MightyTitan1This Kickstarter funded comic from writer Joe Martino takes the emotive subject of cancer and uses it as one of the central premises for a superhero adventure. This first issue of a 5 issue mini series was successfully funded last year and is now available via Martinos’ website, and may sound like a glib or insensitive way to treat such a serious subject, but Martino uses his own experiences as a way to give his book a smart and emotive central core, without  wallowing in bleak self-analysis. This makes for a title that should appeal to those affected by cancer and those just in need of an entertaining read and as such is well worth checking out.

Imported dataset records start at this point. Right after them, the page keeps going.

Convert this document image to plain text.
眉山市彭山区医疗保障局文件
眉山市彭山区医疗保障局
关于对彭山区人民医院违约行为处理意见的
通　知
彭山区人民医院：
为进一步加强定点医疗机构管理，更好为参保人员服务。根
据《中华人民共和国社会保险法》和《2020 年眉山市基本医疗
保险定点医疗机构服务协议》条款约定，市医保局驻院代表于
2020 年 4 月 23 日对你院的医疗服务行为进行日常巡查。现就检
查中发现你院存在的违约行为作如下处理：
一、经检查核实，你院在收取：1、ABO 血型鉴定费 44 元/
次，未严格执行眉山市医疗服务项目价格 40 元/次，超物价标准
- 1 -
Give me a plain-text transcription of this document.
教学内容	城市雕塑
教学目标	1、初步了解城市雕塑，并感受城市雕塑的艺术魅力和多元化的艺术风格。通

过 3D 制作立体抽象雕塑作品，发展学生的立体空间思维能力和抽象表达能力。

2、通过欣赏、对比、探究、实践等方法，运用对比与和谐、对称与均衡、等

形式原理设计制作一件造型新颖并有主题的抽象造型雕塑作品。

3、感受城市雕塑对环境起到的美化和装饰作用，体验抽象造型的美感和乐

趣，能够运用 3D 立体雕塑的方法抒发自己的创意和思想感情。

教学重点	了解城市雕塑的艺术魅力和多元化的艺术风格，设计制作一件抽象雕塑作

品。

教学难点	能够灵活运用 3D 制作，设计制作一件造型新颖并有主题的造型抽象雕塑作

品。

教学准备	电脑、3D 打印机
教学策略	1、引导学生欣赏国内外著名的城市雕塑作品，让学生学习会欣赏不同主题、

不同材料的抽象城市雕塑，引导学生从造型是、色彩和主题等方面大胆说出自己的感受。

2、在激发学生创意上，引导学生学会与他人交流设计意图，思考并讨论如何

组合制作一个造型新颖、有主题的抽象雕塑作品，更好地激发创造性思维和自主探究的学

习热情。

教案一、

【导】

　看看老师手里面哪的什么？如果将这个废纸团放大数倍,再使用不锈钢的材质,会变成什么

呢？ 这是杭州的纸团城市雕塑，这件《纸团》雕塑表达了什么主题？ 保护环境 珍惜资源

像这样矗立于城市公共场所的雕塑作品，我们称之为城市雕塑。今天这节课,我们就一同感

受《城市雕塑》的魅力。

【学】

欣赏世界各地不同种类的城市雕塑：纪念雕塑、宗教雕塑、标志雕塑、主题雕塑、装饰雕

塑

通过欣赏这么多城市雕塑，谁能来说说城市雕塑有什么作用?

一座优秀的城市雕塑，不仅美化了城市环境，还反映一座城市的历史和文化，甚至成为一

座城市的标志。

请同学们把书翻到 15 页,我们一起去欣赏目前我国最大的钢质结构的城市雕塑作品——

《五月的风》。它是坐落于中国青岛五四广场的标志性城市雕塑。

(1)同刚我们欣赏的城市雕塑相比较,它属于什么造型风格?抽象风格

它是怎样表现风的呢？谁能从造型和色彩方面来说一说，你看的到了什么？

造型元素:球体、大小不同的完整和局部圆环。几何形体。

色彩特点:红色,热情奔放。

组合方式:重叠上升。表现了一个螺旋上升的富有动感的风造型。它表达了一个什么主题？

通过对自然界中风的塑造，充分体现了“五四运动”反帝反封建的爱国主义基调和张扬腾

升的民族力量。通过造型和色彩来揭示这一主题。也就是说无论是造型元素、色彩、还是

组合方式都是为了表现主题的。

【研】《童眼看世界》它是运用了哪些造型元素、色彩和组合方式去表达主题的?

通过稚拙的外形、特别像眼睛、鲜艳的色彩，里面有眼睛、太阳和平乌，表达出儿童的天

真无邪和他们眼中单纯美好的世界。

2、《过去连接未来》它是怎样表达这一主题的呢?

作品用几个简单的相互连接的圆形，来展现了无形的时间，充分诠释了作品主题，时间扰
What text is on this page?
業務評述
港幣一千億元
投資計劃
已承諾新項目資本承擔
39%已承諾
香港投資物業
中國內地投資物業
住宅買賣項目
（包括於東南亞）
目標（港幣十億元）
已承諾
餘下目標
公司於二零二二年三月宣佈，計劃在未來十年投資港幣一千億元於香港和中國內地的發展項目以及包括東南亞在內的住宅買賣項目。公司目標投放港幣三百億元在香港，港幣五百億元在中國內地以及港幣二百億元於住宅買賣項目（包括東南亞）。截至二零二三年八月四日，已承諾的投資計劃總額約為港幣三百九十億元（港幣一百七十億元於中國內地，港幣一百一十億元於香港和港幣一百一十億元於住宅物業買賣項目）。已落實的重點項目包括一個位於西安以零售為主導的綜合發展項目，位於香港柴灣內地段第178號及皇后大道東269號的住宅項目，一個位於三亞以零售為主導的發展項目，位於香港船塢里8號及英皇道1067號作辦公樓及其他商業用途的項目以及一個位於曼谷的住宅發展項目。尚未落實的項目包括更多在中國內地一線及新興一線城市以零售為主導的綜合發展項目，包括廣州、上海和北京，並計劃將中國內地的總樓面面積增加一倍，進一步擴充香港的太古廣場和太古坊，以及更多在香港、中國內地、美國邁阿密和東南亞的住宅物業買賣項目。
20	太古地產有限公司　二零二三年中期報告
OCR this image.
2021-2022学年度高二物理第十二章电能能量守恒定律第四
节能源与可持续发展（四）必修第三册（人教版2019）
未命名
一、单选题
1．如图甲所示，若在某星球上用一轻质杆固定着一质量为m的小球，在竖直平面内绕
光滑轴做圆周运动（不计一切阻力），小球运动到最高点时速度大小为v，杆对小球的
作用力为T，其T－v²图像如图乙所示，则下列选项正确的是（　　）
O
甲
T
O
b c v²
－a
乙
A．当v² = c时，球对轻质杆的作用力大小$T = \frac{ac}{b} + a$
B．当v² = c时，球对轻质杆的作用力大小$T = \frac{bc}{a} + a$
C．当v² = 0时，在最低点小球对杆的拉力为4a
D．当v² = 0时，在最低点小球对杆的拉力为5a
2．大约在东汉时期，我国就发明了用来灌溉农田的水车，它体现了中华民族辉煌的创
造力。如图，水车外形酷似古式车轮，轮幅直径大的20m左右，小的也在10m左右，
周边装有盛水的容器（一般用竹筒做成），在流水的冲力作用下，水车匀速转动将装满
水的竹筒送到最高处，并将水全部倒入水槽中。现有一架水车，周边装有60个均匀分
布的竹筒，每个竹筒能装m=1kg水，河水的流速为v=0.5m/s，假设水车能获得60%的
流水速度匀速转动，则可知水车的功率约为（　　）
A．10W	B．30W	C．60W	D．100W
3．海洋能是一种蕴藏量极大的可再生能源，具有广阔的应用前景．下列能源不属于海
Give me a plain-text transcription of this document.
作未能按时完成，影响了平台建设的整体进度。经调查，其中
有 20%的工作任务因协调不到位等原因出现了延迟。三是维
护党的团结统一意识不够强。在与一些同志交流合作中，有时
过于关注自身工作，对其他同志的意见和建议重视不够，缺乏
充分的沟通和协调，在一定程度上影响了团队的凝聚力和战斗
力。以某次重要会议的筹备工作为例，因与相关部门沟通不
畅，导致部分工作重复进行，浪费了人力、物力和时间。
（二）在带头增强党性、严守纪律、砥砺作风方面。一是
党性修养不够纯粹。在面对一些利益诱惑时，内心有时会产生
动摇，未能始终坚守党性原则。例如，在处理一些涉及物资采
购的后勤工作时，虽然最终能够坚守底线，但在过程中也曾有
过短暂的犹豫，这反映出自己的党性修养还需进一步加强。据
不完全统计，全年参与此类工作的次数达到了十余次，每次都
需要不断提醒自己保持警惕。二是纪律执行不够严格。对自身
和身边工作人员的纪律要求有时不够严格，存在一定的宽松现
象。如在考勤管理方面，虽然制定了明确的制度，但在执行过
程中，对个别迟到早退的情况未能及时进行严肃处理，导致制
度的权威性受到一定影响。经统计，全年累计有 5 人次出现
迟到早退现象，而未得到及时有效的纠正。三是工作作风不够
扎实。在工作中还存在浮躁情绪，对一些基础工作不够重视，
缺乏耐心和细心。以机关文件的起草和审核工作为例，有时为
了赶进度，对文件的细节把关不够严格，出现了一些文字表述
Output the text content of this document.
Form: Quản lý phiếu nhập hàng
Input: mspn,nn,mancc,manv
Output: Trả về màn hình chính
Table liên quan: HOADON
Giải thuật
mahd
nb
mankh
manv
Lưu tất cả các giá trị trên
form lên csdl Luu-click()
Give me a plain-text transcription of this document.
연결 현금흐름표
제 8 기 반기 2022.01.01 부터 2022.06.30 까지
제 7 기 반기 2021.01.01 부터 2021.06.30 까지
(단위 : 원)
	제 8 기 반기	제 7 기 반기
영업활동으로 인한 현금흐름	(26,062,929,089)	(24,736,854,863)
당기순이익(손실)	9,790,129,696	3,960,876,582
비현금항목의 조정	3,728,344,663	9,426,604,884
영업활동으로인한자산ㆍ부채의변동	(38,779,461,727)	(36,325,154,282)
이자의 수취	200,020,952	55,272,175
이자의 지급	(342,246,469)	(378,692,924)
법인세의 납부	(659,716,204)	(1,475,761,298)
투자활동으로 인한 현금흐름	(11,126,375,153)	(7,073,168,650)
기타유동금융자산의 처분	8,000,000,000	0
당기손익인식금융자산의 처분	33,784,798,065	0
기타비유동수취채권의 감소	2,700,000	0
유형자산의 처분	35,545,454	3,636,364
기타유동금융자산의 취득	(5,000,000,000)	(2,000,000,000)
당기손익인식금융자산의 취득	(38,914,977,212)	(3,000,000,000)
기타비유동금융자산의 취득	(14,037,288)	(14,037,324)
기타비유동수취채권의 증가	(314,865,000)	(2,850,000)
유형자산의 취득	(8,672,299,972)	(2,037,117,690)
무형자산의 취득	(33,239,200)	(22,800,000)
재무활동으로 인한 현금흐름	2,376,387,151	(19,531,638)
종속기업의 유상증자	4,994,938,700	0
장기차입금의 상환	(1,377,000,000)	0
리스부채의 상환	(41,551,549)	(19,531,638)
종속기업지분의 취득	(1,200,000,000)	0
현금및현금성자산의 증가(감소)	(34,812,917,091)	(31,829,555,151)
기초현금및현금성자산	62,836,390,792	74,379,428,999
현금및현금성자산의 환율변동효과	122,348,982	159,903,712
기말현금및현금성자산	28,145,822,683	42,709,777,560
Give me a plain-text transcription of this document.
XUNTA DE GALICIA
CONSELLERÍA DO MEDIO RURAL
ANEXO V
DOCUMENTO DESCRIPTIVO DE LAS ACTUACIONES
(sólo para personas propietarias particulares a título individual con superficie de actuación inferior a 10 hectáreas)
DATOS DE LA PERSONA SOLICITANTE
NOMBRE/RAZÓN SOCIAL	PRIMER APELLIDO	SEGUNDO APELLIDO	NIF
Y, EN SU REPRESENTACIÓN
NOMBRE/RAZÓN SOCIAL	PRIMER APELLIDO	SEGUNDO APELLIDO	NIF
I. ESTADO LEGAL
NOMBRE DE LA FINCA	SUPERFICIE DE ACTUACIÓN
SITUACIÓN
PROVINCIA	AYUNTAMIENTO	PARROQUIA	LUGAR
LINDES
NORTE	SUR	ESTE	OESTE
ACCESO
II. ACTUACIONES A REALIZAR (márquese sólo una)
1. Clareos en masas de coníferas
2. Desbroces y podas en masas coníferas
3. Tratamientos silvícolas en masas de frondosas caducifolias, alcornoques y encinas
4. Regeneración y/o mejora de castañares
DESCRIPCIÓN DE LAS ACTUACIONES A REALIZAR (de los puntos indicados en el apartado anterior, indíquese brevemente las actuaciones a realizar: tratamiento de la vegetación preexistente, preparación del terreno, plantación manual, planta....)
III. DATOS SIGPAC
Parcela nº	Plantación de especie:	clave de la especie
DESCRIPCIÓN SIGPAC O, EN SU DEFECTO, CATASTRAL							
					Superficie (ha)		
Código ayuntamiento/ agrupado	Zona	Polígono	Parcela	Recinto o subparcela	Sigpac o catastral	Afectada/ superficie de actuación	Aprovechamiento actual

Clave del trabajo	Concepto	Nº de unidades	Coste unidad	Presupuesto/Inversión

The main premise for The Mighty Titan is straight out of superhero 101 with lead character Mark Williams as an everyman, going about his daily business, but suffering from chronic headaches, while his alter-ego The Mighty Titan is fighting giant mechanised robots and rescuing cats from trees. The juxtaposition of the Titan’s super heroics and Williams’ all too human frailties gives the book an interesting dynamic which we’ll no doubt discover more of in future issues, but for now it’s all about setting the scene. Martino and co do a good job of this with a solid, if not always spectacularly original, opening chapter but there’s a nicely staged cliffhanger at the end that should be enough to persuade readers to pick up the next issue.

The Titan himself is a fairly vanilla hero on first impressions and his nemesis “Trenchmouth” is grotesque and sinister without being hideously over the top and ridiculous. While this opening chapter feels a little over reliant at times on dialogue and exposition  rather than action, it does a good job of introducing the characters and the world, while setting up several intriguing channels for future stories to evolve out of.

Martino is ably supported by artists Luca Cicchitti, Jeff Austin and Keith J. Betancourt. whose old school styles evoke classic superhero artists like John Buscema, George Perez or Jerry Ordway (which is apt as Ordway himself produces the cover for the first issue). Cicchitti’s panel designs are simple and effective, relying on good old fashioned composition and strong storytelling which suits the old school feel of the book and his draftsmanship, especially on the buildings, help gives the book a really strong core. He’s backed up by Austin’s unfussy inks and Betancourt’s smart use of colour which don’t rely on fancy frills to make the book into something which it doesn’t need to be. At a time when so many books follow whichever superstar artist is in vogue, there is something reassuring about a good old fashioned super hero book like this.


pd_review3Beyond the emotive subject matter this is good old fashioned superhero story-telling with a solid premise at it’s core. Although not the most dynamic and original of opening chapters it has an ‘old-school’ feel that should appeal to a wide variety of fans and proves it is more than ‘just a book about cancer’.